Bei den Ärzten geht der Trend Richtung Angestelltenverhältnis

Das Problem ist nicht neu, das Durchschnittsalter der Mediziner steigt kontinuierlich an. War der durchschnittliche Kassenarzt im Südwesten im Jahr 2002 noch 50,9 Jahre alt, so ist er 2014 bereits 54,5 Jahre. Hausärzte sind dabei im Schnitt 55,2, Fachärzte 53,3 und Psychotherapeuten 56 Jahre alt.

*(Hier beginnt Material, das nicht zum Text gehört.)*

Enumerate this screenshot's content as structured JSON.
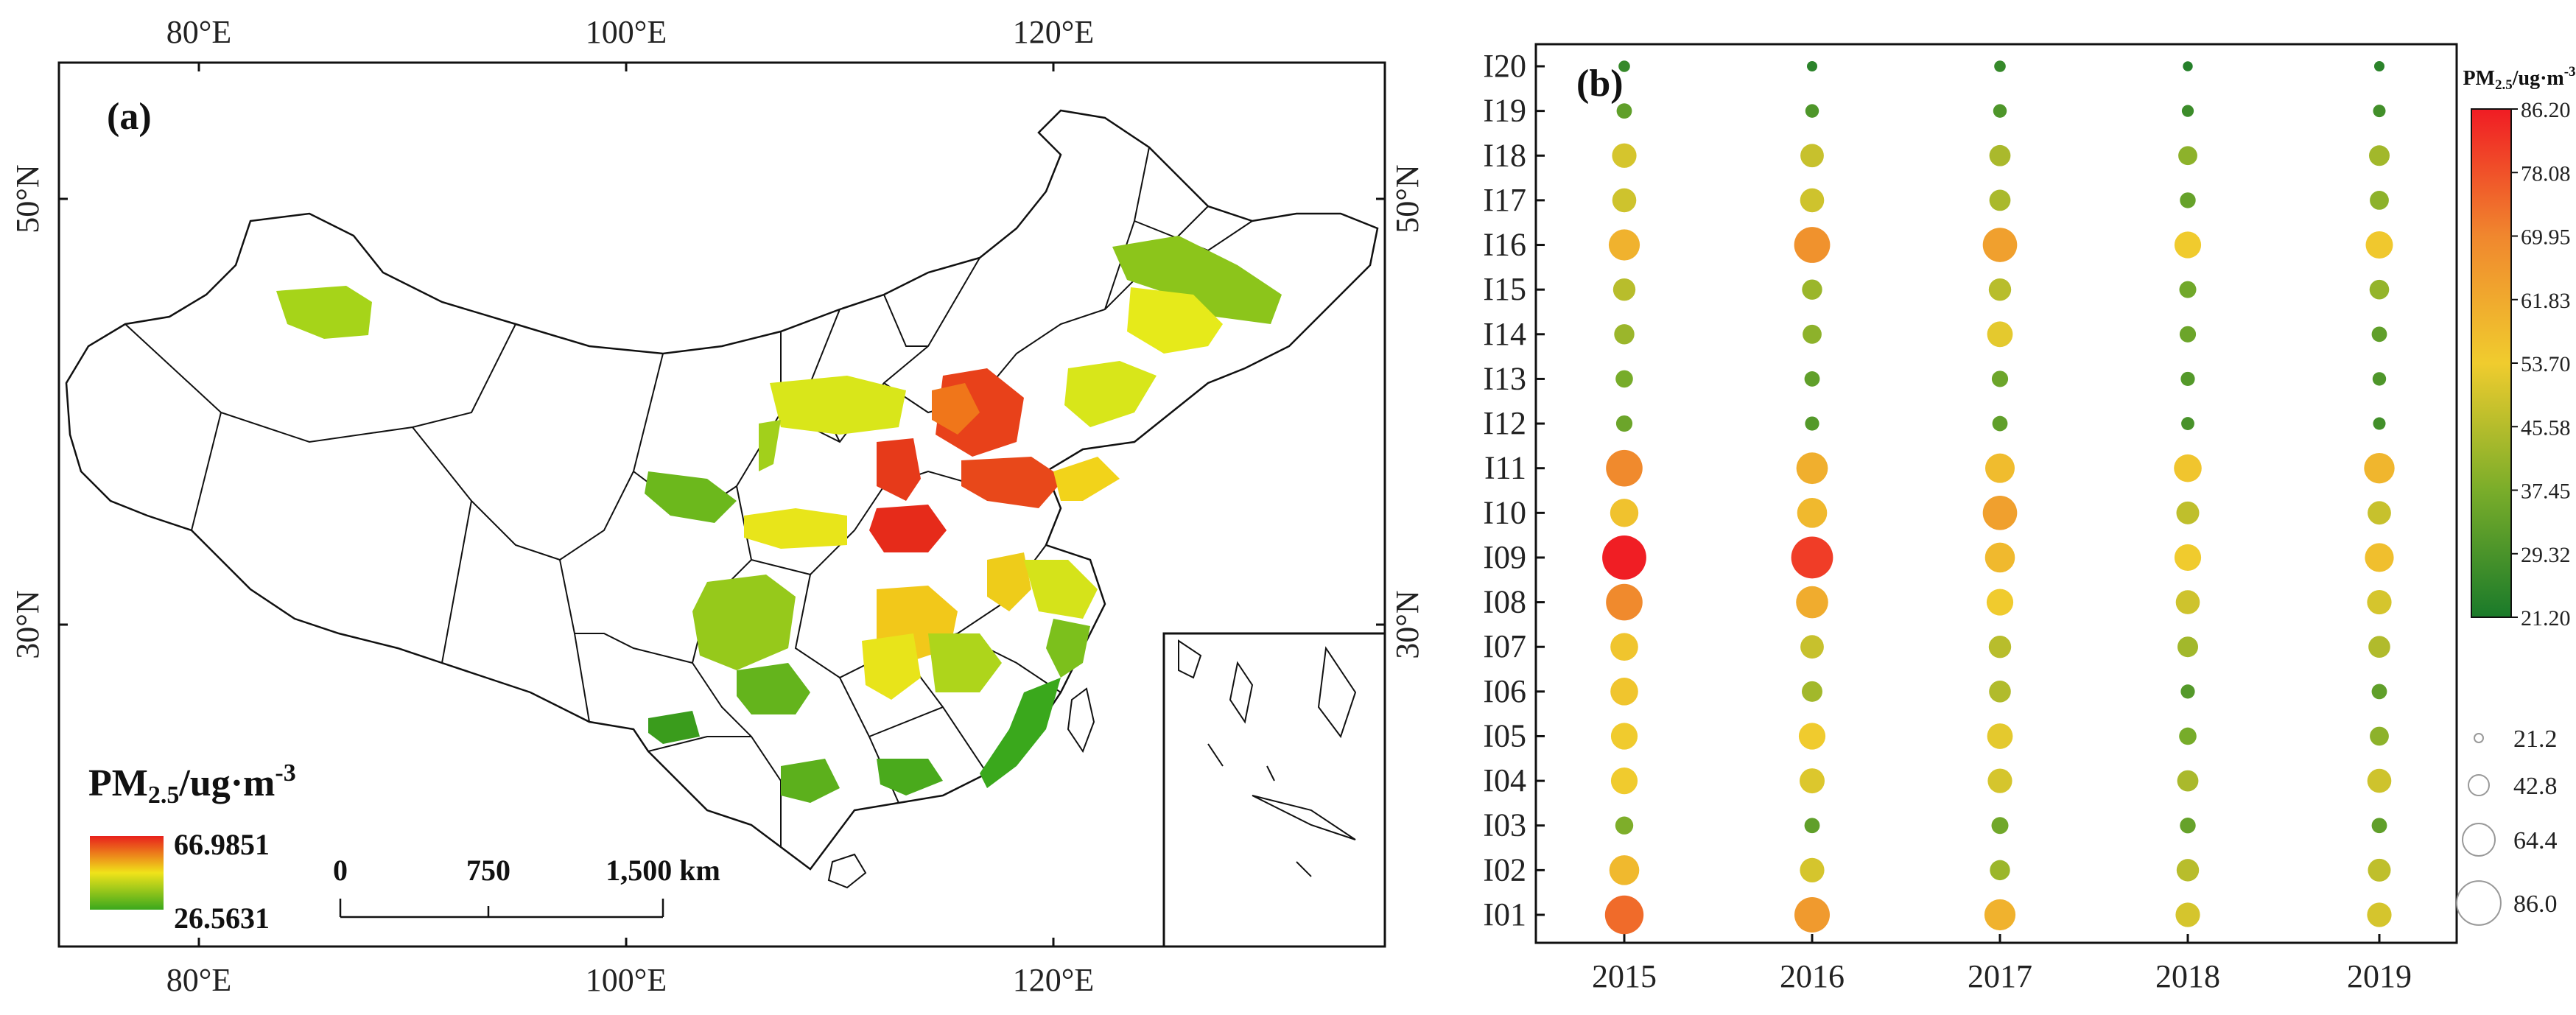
{
  "panel_a": {
    "label": "(a)",
    "top_ticks": [
      "80°E",
      "100°E",
      "120°E"
    ],
    "bottom_ticks": [
      "80°E",
      "100°E",
      "120°E"
    ],
    "left_ticks": [
      "50°N",
      "30°N"
    ],
    "right_ticks": [
      "50°N",
      "30°N"
    ],
    "legend_title_prefix": "PM",
    "legend_title_sub": "2.5",
    "legend_title_suffix": "/ug·m",
    "legend_title_sup": "-3",
    "legend_max": "66.9851",
    "legend_min": "26.5631",
    "scale_labels": [
      "0",
      "750",
      "1,500 km"
    ],
    "colors": {
      "high": "#e8201c",
      "mid": "#f0e31a",
      "low": "#3aa81c"
    }
  },
  "chart_data": {
    "type": "scatter",
    "title": "(b)",
    "xlabel": "",
    "ylabel": "",
    "x": [
      "2015",
      "2016",
      "2017",
      "2018",
      "2019"
    ],
    "categories": [
      "I01",
      "I02",
      "I03",
      "I04",
      "I05",
      "I06",
      "I07",
      "I08",
      "I09",
      "I10",
      "I11",
      "I12",
      "I13",
      "I14",
      "I15",
      "I16",
      "I17",
      "I18",
      "I19",
      "I20"
    ],
    "values": {
      "I01": [
        76,
        70,
        62,
        50,
        50
      ],
      "I02": [
        60,
        50,
        42,
        46,
        47
      ],
      "I03": [
        38,
        33,
        36,
        34,
        33
      ],
      "I04": [
        54,
        51,
        50,
        44,
        49
      ],
      "I05": [
        54,
        54,
        52,
        37,
        40
      ],
      "I06": [
        56,
        43,
        45,
        31,
        33
      ],
      "I07": [
        56,
        48,
        46,
        43,
        45
      ],
      "I08": [
        72,
        64,
        54,
        49,
        50
      ],
      "I09": [
        86,
        82,
        60,
        54,
        58
      ],
      "I10": [
        57,
        60,
        68,
        47,
        48
      ],
      "I11": [
        72,
        63,
        59,
        56,
        61
      ],
      "I12": [
        35,
        31,
        33,
        29,
        28
      ],
      "I13": [
        37,
        33,
        35,
        31,
        30
      ],
      "I14": [
        42,
        40,
        52,
        35,
        33
      ],
      "I15": [
        46,
        42,
        46,
        36,
        41
      ],
      "I16": [
        62,
        71,
        68,
        54,
        55
      ],
      "I17": [
        49,
        49,
        44,
        34,
        40
      ],
      "I18": [
        50,
        48,
        44,
        40,
        43
      ],
      "I19": [
        33,
        30,
        30,
        27,
        28
      ],
      "I20": [
        26,
        24,
        26,
        23,
        24
      ]
    },
    "colorbar": {
      "title_prefix": "PM",
      "title_sub": "2.5",
      "title_suffix": "/ug·m",
      "title_sup": "-3",
      "ticks": [
        "86.20",
        "78.08",
        "69.95",
        "61.83",
        "53.70",
        "45.58",
        "37.45",
        "29.32",
        "21.20"
      ],
      "min": 21.2,
      "max": 86.2,
      "colors": [
        "#1a7a2a",
        "#7aad2a",
        "#f0cc2e",
        "#f09a2e",
        "#f01c24"
      ]
    },
    "size_legend": {
      "labels": [
        "21.2",
        "42.8",
        "64.4",
        "86.0"
      ],
      "values": [
        21.2,
        42.8,
        64.4,
        86.0
      ]
    },
    "size_range": [
      21.2,
      86.2
    ]
  }
}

Die Kassenärzte halten es für „wenig realistisch“, jungen Ärzten vorschreiben zu wollen, wo sie sich niederzulassen haben. „Die Nachwuchsmediziner von heute wollen anders arbeiten als die Generation, die jetzt in den Ruhestand geht“, heißt es bei der KV. „Der ärztliche Nachwuchs möchte mehr Zeit für die Familie und für Freizeitaktivitäten haben.“

Auch wollen die jungen Mediziner nicht alleine in einer Einzelpraxis arbeiten, sondern in Kooperation mit anderen Ärzten. „Der Trend geht deshalb eindeutig in Richtung Angestelltenverhältnis.“ Das werde dadurch verstärkt, dass der Anteil der Ärztinnen wächst. „Wer als Ärztin Familie und Kinder und einen ebenfalls berufstätigen Partner hat, will in dieser Lebensphase vielfach weder in Vollzeit tätig sein noch die Verantwortung einer freiberuflichen Praxisgründung auf sich nehmen“, zeigt sich die Kassenärztliche Vereinigung verständnisvoll.

Praxisneugründungen und Filialpraxen sollen bezuschusst werden

Aber auch männliche Mediziner arbeiten öfter Teilzeit. Mehr als die Hälfte der angestellten Ärzte und Psychotherapeuten arbeiten 50 Prozent oder 25 Prozent. Einen 25-Prozent-Job machen insgesamt 445 angestellte Ärzte im Land, davon sind 263 Frauen und 182 Männer. 50 Prozent arbeiten 822 Ärzte, davon 567 Frauen und 255 Männer. Die KVBW hat einige Programme aufgelegt, um der Mangelentwicklung gegenzusteuern. Damit sollen Praxisneugründungen und -übernahmen, Filialpraxen und die Anstellung von Medizinern bezuschusst werden. So unterstützt die KVBW zum Beispiel Hausärzte, die eine Praxis neu gründen oder übernehmen, mit bis zu 60 000 Euro. Natürlich sind daran Bedingungen geknüpft, etwa dass man mindestens fünf Jahre an dem Ort praktiziert.

Eine wichtigere Rolle spielten auch so genannte Filialpraxen: Wo sich für einen in den Ruhestand gehenden Arzt kein Nachfolger findet, besteht die Möglichkeit, dass ein benachbarter Kollege dort eine sogenannte Nebenbetriebsstätte einrichtet. Selbst wenn dort keine Vollversorgung mehr stattfinde, könne doch wenigstens an zwei oder drei Tagen ein Arzt vor Ort sein. Dafür macht die KVBW Investitionszuschüsse bis zu 40 000 Euro locker.

Wo alles nichts hilft, will die KVBW selbst einsteigen. Beispiel gebend dafür seien die 80 Notfallpraxen, die quer durchs Land seit 2013 eingerichtet worden sind und den ärztlichen Bereitschaftsdienst abgelöst haben.